Eski TBMM Başkanı ve AK Parti kurucularından Bülent Arınç, Erbil'de düzenlenen Rudaw Araştırmalar Merkezi’nin forumunda gündeme dair açıklamalarda bulundu.
Terör örgütü PKK elebaşı Abdullah Öcalan’ın PKK'ya yaptığı silah bırakma çağrısını yorumlayan Arınç, bunun yeni bir gelişme olmadığını belirterek, "Öcalan’dan beklenen çağrı bence yerine gelmiştir. Ancak yerine getirilmesi örgütün vereceği karara bağlı. Geçmişte yapılan açıklamalardan farklı bir şey duymadım" ifadelerini kullandı.
“Yeni Bir Şey Duymadım”
Arınç konuşmasında, teröristbaşı Abdullah Öcalan'ın silah bırakma çağrısına değinerek "Öcalan’dan beklenen çağrı bence yerine gelmiştir. Bu bir talimat, ancak yerine getirilmesi örgütün vereceği karara ve atacağı adımlara bağlı. Geçmişte yaptıkları açıklamaların dışında yeni bir şey duymadım. Kaldı ki onları etki eden başka unsurlarında olumlu görüşlerini onlara bildirmeleri ve telkin etmeleri lazım" ifadelerini kullandı.
“Hiçbir Hazırlık Yok”
Arınç; Kürtçe'ye statü, anadilde eğitim ve olası bir af olup olmayacağına dair soruya da şu cevabı verdi:
"Benim doğruyu söylemem lazım. Bu iş başlarken ve bu geldiğimiz gün itibariyle bunların hiçbirisi hakkında bir hazırlık yok. Yani Bahçeli bir söz söyledi. Ondan sonrasını ifade etmedi. Bunun karşılığında Sayın Cumhurbaşkanın 'biz terörle mücadeleyi eğer silah bırakmazlarsa devam ettireceğiz' konuşmasını biliyoruz.
“Çok Büyük Gelişmeleri Beklemek Herhalde Boş”
"Bu haklar, talepler konusunda bir ön görüşmenin yapıldığını da düşünmüyorum" diyen Arınç, "DEM'lilerle yaptığımız görüşmelerde de öncelikle bu yerine gelsin, ondan sonra bir barış ortamı içerisinde her şey konuşulabilir. Yani siz bunlar olacak mı diyorsanız, bunlar olmayacak da diyebilirim, bu konuda hiçbir görüş ortada yoktur da diyebilirim.
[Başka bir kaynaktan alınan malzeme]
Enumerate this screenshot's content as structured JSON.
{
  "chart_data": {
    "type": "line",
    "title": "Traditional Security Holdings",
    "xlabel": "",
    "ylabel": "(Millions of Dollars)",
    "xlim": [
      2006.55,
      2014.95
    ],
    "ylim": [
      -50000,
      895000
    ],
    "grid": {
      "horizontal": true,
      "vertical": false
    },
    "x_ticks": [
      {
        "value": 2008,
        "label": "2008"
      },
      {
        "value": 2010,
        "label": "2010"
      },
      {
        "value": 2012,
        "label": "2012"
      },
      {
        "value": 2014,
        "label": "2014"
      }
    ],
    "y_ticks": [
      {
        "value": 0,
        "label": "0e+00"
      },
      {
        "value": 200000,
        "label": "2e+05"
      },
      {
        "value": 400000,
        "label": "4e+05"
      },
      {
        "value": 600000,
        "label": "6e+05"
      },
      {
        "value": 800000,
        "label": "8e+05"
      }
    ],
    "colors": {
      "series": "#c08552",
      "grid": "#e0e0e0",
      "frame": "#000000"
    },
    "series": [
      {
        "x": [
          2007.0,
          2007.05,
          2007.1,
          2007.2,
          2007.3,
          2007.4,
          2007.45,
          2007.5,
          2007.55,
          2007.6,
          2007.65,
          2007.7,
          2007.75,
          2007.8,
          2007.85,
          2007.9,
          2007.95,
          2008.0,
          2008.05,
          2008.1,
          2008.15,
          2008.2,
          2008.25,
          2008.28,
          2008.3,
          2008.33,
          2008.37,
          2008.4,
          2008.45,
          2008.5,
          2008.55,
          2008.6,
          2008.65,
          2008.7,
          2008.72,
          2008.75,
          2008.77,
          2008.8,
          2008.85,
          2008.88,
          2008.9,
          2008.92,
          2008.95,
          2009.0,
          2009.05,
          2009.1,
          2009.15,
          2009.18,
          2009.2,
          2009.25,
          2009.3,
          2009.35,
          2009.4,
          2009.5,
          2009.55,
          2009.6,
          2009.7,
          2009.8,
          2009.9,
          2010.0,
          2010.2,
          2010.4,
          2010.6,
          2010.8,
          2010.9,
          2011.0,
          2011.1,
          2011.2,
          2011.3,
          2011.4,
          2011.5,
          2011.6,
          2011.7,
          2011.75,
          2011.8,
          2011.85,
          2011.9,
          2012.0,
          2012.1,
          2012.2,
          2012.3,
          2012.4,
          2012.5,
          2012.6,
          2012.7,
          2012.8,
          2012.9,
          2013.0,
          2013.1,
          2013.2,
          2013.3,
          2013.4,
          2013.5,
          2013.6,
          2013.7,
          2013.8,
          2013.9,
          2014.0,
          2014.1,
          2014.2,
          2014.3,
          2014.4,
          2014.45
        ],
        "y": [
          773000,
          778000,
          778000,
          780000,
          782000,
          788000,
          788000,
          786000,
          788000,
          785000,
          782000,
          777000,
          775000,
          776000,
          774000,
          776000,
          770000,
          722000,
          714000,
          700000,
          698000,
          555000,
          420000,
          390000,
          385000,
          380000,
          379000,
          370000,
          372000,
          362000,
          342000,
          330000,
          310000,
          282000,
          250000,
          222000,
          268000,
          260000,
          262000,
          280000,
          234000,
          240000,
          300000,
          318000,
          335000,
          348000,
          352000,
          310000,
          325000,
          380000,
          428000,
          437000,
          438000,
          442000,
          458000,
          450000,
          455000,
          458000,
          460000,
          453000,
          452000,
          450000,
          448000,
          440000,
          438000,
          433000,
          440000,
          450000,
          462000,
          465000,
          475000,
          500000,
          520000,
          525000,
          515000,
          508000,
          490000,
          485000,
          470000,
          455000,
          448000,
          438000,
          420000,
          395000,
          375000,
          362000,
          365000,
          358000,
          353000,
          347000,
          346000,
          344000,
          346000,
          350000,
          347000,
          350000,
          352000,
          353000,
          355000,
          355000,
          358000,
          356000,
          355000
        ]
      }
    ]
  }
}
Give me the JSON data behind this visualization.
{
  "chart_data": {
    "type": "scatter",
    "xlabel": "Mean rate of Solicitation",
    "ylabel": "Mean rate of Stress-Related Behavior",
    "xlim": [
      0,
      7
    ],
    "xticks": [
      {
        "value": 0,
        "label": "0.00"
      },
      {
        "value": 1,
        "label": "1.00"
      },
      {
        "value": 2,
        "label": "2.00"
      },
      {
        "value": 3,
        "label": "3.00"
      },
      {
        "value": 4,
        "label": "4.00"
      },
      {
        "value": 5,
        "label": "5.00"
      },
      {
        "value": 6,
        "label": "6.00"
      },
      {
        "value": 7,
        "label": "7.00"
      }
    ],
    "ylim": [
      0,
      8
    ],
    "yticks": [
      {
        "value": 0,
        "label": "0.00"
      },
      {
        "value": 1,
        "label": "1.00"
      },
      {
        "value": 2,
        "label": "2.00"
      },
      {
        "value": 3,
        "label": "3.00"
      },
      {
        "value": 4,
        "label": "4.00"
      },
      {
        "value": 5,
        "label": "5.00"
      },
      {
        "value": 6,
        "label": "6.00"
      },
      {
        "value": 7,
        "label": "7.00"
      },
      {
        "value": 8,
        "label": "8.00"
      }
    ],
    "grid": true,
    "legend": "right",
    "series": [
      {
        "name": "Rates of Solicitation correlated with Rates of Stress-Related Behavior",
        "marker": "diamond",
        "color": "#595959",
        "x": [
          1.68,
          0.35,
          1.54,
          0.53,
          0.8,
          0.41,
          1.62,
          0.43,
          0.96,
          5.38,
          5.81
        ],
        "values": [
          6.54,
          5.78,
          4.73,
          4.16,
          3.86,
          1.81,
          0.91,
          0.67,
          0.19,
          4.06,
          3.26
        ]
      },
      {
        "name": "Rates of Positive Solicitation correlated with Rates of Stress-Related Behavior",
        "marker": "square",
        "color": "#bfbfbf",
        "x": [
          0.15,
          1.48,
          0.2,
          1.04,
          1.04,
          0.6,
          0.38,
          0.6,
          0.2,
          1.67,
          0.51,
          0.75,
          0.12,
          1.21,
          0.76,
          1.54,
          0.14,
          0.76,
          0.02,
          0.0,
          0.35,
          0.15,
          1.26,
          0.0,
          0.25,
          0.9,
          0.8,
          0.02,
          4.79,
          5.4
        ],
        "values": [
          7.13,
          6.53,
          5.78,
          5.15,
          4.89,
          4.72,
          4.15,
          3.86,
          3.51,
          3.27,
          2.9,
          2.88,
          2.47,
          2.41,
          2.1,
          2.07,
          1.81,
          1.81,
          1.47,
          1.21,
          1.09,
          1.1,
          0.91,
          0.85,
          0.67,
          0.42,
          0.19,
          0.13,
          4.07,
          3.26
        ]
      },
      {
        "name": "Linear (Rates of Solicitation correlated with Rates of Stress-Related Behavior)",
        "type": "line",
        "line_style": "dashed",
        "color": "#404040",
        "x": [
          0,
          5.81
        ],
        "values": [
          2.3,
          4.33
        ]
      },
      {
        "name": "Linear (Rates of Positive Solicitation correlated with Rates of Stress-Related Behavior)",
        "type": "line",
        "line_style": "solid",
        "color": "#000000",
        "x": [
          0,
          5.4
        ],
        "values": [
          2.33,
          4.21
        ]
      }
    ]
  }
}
Kendimizi çok fazla şeylere odaklanarak, bunun arkasından çok büyük gelişmeleri beklemek herhalde boş. Önce şunu bir görelim icap var kabul daha yok göreceğiz bakalım" şeklinde konuştu.
2013-2015 yılları arasında sürdürülen çözüm sürecini hatırlatan Arınç, "Meclis Başkanlığı ve hükümet sözcülüğü görevine başlamakla kendimi çözüm sürecinin içinde buldum. Sonu maalesef iyi olmadı." dedi.